Argonne National Laboratory said scientists there developed an algorithm that could aid battery corrosion insight. The new technique accelerates the solving of material structures from patterns uncovered in X-ray experiments.
In a statement, the US national laboratory said it allows researchers to study certain properties, such as corrosion or battery charging and discharging, in real time.
The technique is called AutoPhaseNN, and is based on machine learning, which trains an algorithm on certain experimental data. It then chooses the most likely outcome of the current experiment.
The data used in this case are created by shining ultrabright X-ray beams from Argonne’s Advanced Photon Source (APS) on a material and capturing the light as they bounce off (diffraction).
Argonne said the APS is undergoing a massive upgrade, which will increase the brightness of its X-ray beams by up to 500 times. This means that more data will be gathered more quickly.
Yudong Yao, an Argonne X-ray physicist involved in the research, said: “With the kind of diffraction we’re doing, getting the phase information is a challenge; it’s like figuring out how all the pieces fit together solely based on the colours you can see on each piece.”

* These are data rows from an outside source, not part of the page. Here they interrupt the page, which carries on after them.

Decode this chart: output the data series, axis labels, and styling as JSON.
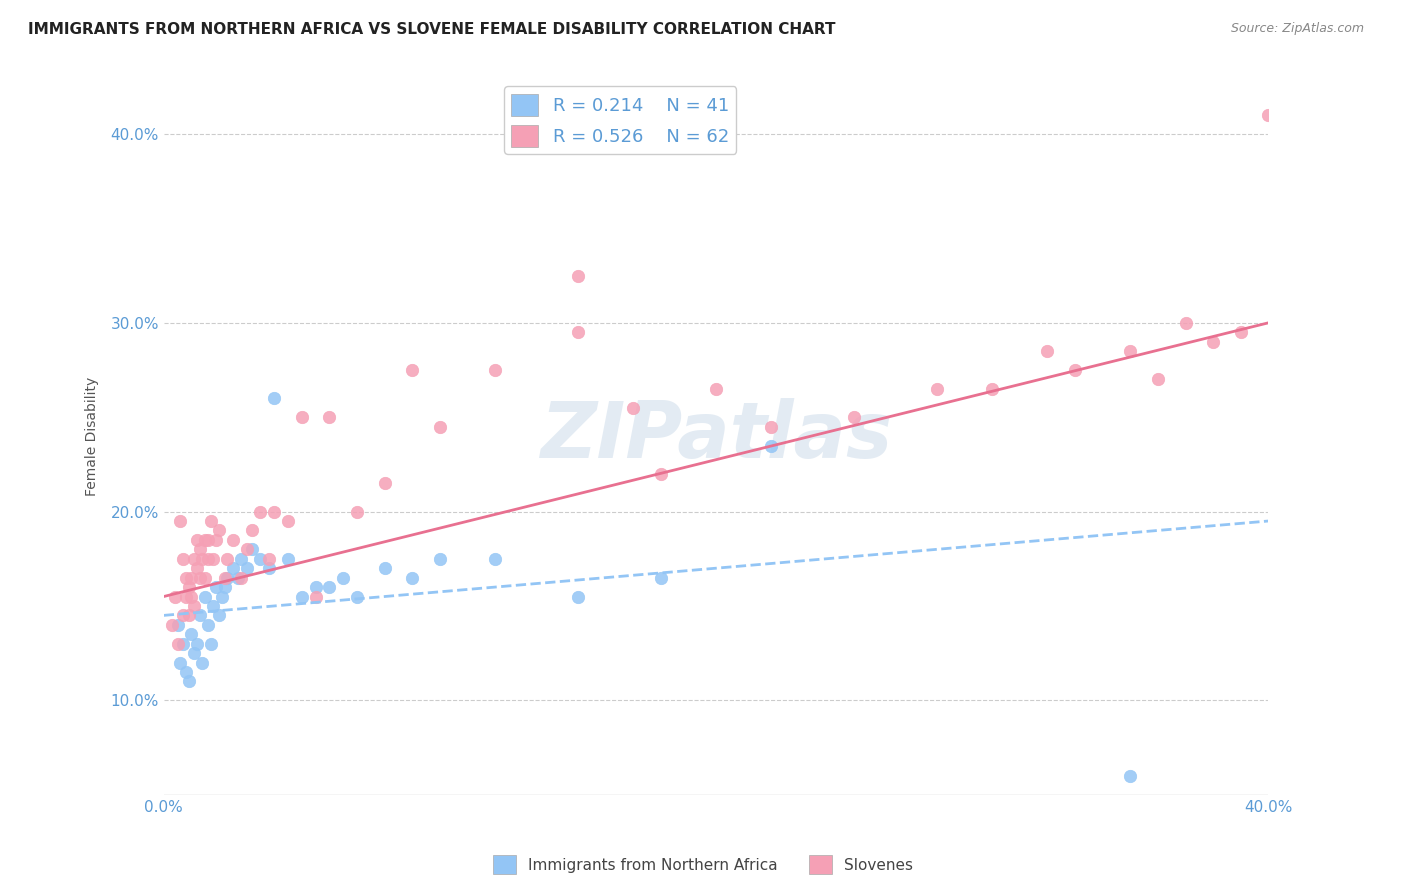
{
  "title": "IMMIGRANTS FROM NORTHERN AFRICA VS SLOVENE FEMALE DISABILITY CORRELATION CHART",
  "source": "Source: ZipAtlas.com",
  "ylabel": "Female Disability",
  "watermark": "ZIPatlas",
  "legend_r1": "R = 0.214",
  "legend_n1": "N = 41",
  "legend_r2": "R = 0.526",
  "legend_n2": "N = 62",
  "series1_label": "Immigrants from Northern Africa",
  "series2_label": "Slovenes",
  "color1": "#93c5f5",
  "color2": "#f5a0b5",
  "line1_color": "#93c5f5",
  "line2_color": "#e87090",
  "xlim": [
    0.0,
    0.4
  ],
  "ylim": [
    0.05,
    0.43
  ],
  "yticks": [
    0.1,
    0.2,
    0.3,
    0.4
  ],
  "ytick_labels": [
    "10.0%",
    "20.0%",
    "30.0%",
    "40.0%"
  ],
  "xticks": [
    0.0,
    0.1,
    0.2,
    0.3,
    0.4
  ],
  "xtick_labels": [
    "0.0%",
    "",
    "",
    "",
    "40.0%"
  ],
  "scatter1_x": [
    0.005,
    0.006,
    0.007,
    0.008,
    0.009,
    0.01,
    0.011,
    0.012,
    0.013,
    0.014,
    0.015,
    0.016,
    0.017,
    0.018,
    0.019,
    0.02,
    0.021,
    0.022,
    0.023,
    0.025,
    0.027,
    0.028,
    0.03,
    0.032,
    0.035,
    0.038,
    0.04,
    0.045,
    0.05,
    0.055,
    0.06,
    0.065,
    0.07,
    0.08,
    0.09,
    0.1,
    0.12,
    0.15,
    0.18,
    0.22,
    0.35
  ],
  "scatter1_y": [
    0.14,
    0.12,
    0.13,
    0.115,
    0.11,
    0.135,
    0.125,
    0.13,
    0.145,
    0.12,
    0.155,
    0.14,
    0.13,
    0.15,
    0.16,
    0.145,
    0.155,
    0.16,
    0.165,
    0.17,
    0.165,
    0.175,
    0.17,
    0.18,
    0.175,
    0.17,
    0.26,
    0.175,
    0.155,
    0.16,
    0.16,
    0.165,
    0.155,
    0.17,
    0.165,
    0.175,
    0.175,
    0.155,
    0.165,
    0.235,
    0.06
  ],
  "scatter2_x": [
    0.003,
    0.004,
    0.005,
    0.006,
    0.007,
    0.007,
    0.008,
    0.008,
    0.009,
    0.009,
    0.01,
    0.01,
    0.011,
    0.011,
    0.012,
    0.012,
    0.013,
    0.013,
    0.014,
    0.015,
    0.015,
    0.016,
    0.016,
    0.017,
    0.018,
    0.019,
    0.02,
    0.022,
    0.023,
    0.025,
    0.028,
    0.03,
    0.032,
    0.035,
    0.038,
    0.04,
    0.045,
    0.05,
    0.055,
    0.06,
    0.07,
    0.08,
    0.09,
    0.1,
    0.12,
    0.15,
    0.17,
    0.2,
    0.25,
    0.3,
    0.33,
    0.35,
    0.37,
    0.38,
    0.39,
    0.4,
    0.15,
    0.18,
    0.22,
    0.28,
    0.32,
    0.36
  ],
  "scatter2_y": [
    0.14,
    0.155,
    0.13,
    0.195,
    0.145,
    0.175,
    0.155,
    0.165,
    0.145,
    0.16,
    0.165,
    0.155,
    0.15,
    0.175,
    0.17,
    0.185,
    0.165,
    0.18,
    0.175,
    0.165,
    0.185,
    0.175,
    0.185,
    0.195,
    0.175,
    0.185,
    0.19,
    0.165,
    0.175,
    0.185,
    0.165,
    0.18,
    0.19,
    0.2,
    0.175,
    0.2,
    0.195,
    0.25,
    0.155,
    0.25,
    0.2,
    0.215,
    0.275,
    0.245,
    0.275,
    0.295,
    0.255,
    0.265,
    0.25,
    0.265,
    0.275,
    0.285,
    0.3,
    0.29,
    0.295,
    0.41,
    0.325,
    0.22,
    0.245,
    0.265,
    0.285,
    0.27
  ],
  "line1_x": [
    0.0,
    0.4
  ],
  "line1_y": [
    0.145,
    0.195
  ],
  "line2_x": [
    0.0,
    0.4
  ],
  "line2_y": [
    0.155,
    0.3
  ],
  "title_fontsize": 11,
  "axis_label_color": "#5b9bd5",
  "tick_label_color": "#5b9bd5",
  "background_color": "#ffffff",
  "grid_color": "#cccccc"
}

For conventional, supervised neural networks to solve this inverse problem, the researchers would have had to pair “broken puzzles” with fully assembled examples so that the neural network could have something to train against.
With an unsupervised neural network, the algorithm can learn to put together the puzzle from just the broken pieces. The resulting network is fast, accurate and, unlike conventional methods, capable of providing 3D images in real time to scientists.